Rompendo a vida... suicídio!

Chega um dia em que se rompe o "ego", parece que o peito pulsa desesperado, pedindo para parar... A respiração vem reticente, não sabe se fica ou se pede desculpa por ter iniciado, por não ter abortado os sonhos antes que tomassem corpo! Jogar-se do nono piso, andar que moro e desconheço, pois nem tempo tenho para isso! Será que as pessoas têm sete vidas?

"Faça isso, faça aquilo, não faça isso!" Esses demônios me esfolam os ouvidos, ficam me cutucando; tolhem meu senso, me enterram em grosso cimento, antes mesmo do funeral! Então, deixe que eu apresse esse evento, com minha própria imaginação!

Eh... vou me jogar mesmo, experimentar o vácuo, testar se existe, de fato, o perigo... a gente anda por aí mesmo, esbarrando no medo, no risco... pensando em não mais voltar; quem sabe eu desapareça?! Em meio ao caos que me espia por baixo, desaparecerei mesmo. Vou naufragar de ponta a cabeça, falecer, ficar bem inerte, vou procurar um esconderijo de todos que me perseguem! Completamente sem sinal: nem verde, nem amarelo, muito menos vermelho! Andar por aí livremente, isenta de taxas e condutas, sem esperar que outros passem, sem correrias... apenas mudar percurso, e mais que viver, andar indiferente!!
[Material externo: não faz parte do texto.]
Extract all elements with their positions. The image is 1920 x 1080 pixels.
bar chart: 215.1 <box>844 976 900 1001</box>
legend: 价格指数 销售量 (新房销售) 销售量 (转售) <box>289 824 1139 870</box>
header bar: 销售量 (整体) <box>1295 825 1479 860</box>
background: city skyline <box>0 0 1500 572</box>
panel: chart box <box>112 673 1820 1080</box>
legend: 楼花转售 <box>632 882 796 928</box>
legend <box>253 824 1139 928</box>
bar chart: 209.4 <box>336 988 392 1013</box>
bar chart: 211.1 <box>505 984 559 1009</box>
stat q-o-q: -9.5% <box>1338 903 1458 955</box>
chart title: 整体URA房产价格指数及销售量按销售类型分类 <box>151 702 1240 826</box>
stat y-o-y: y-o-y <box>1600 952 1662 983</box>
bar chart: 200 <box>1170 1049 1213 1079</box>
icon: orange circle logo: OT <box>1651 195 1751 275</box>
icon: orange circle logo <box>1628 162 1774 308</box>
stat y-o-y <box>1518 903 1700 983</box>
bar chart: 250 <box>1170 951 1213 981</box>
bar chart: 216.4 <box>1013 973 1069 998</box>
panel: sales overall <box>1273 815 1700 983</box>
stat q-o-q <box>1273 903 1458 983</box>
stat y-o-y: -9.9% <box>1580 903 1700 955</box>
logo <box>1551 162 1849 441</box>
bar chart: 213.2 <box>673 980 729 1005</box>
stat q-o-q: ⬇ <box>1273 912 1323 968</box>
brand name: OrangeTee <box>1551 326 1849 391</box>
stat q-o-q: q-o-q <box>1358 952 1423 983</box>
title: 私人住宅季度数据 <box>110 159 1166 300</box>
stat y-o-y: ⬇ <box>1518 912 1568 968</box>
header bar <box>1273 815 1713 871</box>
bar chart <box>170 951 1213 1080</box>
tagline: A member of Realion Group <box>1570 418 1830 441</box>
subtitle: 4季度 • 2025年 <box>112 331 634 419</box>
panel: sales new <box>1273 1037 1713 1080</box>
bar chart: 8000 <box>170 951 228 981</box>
Não venham tentar me impedir não! Recuso corpo de bombeiros, recuso telefonemas de amigos...

P

U

L

E

I

E foi tão triste...

Mas...

sobre-

vivi

a essas linhas de angústia...

Foi triste ter pulado do mundo da covardia, para só depois romper com uma vida medíocre!

Eu tive que saltar do alto para poder parar em pé, sem abismos...
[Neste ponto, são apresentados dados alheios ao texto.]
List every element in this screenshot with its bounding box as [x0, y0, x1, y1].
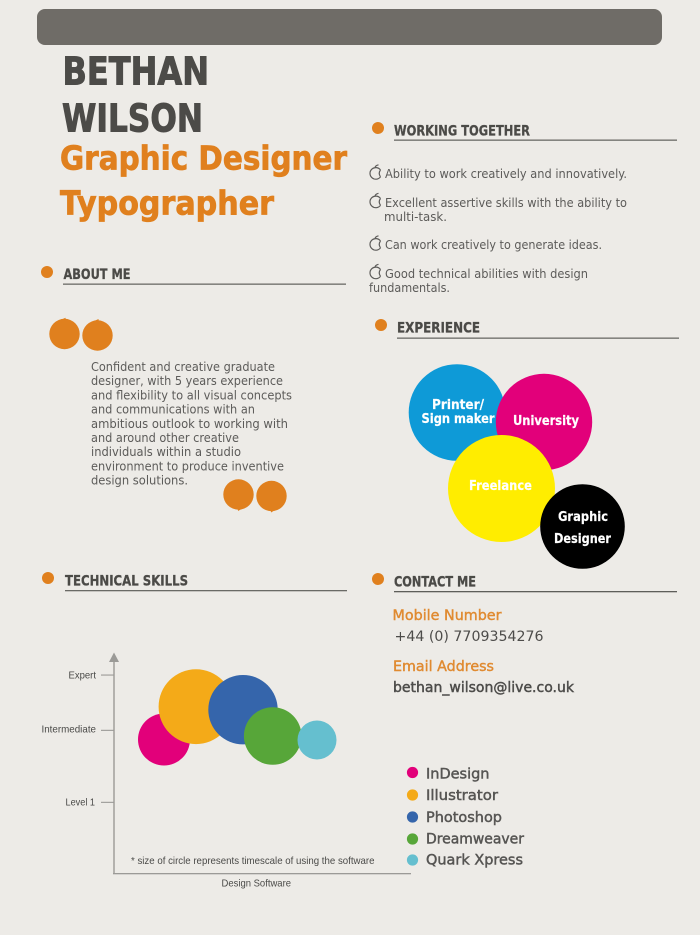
text: about me description: and communications with an [91, 403, 255, 417]
list: working together items: Good technical abilities with design [385, 267, 588, 281]
list: working together items [369, 165, 627, 295]
circle: university: University [513, 414, 579, 429]
heading: about me [41, 266, 346, 285]
top header bar [37, 9, 662, 45]
legend: design software: Photoshop [426, 810, 502, 826]
text: about me description: ambitious outlook to working with [91, 417, 288, 431]
circle: freelance [448, 435, 555, 542]
list: working together items: Excellent assertive skills with the ability to [385, 196, 627, 210]
panel: working together [369, 122, 677, 295]
circle: university [496, 374, 592, 470]
legend: design software: Illustrator [426, 788, 498, 804]
text: about me description: Confident and creative graduate [91, 360, 275, 374]
panel: contact me [372, 573, 677, 696]
axis labels: Expert [68, 670, 96, 682]
title: name and role [60, 50, 348, 222]
text: about me description: individuals within a studio [91, 445, 241, 459]
heading: contact me [372, 573, 677, 592]
circle: graphic designer: Graphic [558, 510, 608, 525]
contact: email address: bethan_wilson@live.co.uk [393, 680, 575, 696]
circle: freelance: Freelance [469, 479, 532, 494]
legend: design software: Dreamweaver [426, 832, 524, 848]
heading: technical skills: TECHNICAL SKILLS [65, 574, 188, 590]
axis labels: Intermediate [42, 724, 96, 736]
icon: opening quote marks [49, 318, 113, 351]
circle: graphic designer [540, 484, 625, 569]
list: working together items: Can work creatively to generate ideas. [385, 238, 602, 252]
panel: about me [41, 266, 346, 512]
axis labels [42, 670, 291, 890]
title: name and role: BETHAN [62, 50, 209, 94]
text: about me description: environment to produce inventive [91, 459, 284, 473]
heading: working together: WORKING TOGETHER [394, 124, 530, 140]
heading: experience: EXPERIENCE [397, 320, 480, 336]
icon: closing quote marks [223, 479, 287, 512]
text: about me description: and flexibility to all visual concepts [91, 388, 292, 402]
circle: printer / sign maker: Sign maker [422, 412, 495, 427]
list: working together items: multi-task. [384, 210, 447, 224]
contact: mobile number: +44 (0) 7709354276 [394, 629, 544, 645]
circle: printer / sign maker [409, 364, 505, 461]
circle: printer / sign maker: Printer/ [432, 398, 484, 413]
contact: email address [393, 659, 575, 696]
text: about me description [91, 360, 292, 488]
heading: about me: ABOUT ME [64, 267, 130, 283]
chart axes [101, 652, 411, 874]
text: about me description: designer, with 5 years experience [91, 374, 283, 388]
panel: experience [375, 319, 679, 569]
title: name and role: WILSON [62, 96, 203, 140]
contact: mobile number [392, 608, 544, 645]
legend: design software: InDesign [426, 766, 490, 782]
title: name and role: Graphic Designer [60, 138, 348, 178]
circle: graphic designer: Designer [554, 532, 612, 547]
legend: design software [407, 766, 524, 868]
axis labels: Level 1 [66, 796, 95, 808]
panel: technical skills [42, 572, 411, 890]
chart footnote: * size of circle represents timescale of using the software [131, 855, 375, 867]
bubbles [138, 669, 336, 766]
axis labels: Design Software [222, 878, 291, 890]
heading: contact me: CONTACT ME [394, 574, 476, 590]
text: about me description: design solutions. [91, 474, 188, 488]
legend: design software: Quark Xpress [426, 852, 523, 868]
heading: working together [372, 122, 677, 141]
heading: experience [375, 319, 679, 339]
bubble chart [42, 652, 411, 890]
contact: email address: Email Address [393, 659, 494, 675]
title: name and role: Typographer [60, 184, 275, 222]
list: working together items: fundamentals. [369, 281, 450, 295]
text: about me description: and around other creative [91, 431, 239, 445]
contact: mobile number: Mobile Number [392, 608, 502, 624]
heading: technical skills [42, 572, 347, 591]
list: working together items: Ability to work creatively and innovatively. [385, 167, 627, 181]
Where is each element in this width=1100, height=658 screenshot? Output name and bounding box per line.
Mais que dar a volta por cima, eu salto dos problemas... Eh! Eu pulei lá do andar da confusão, refleti... Saltei figuradamente e vim parar no paraíso! Um "suicídio" desses com dublês, e essas falas nem eram minhas! Só para depois a gente parar e apreciar ainda mais "a real vida"! Essa que ninguém paga, que ninguém apaga, e com ela todos temos compromisso!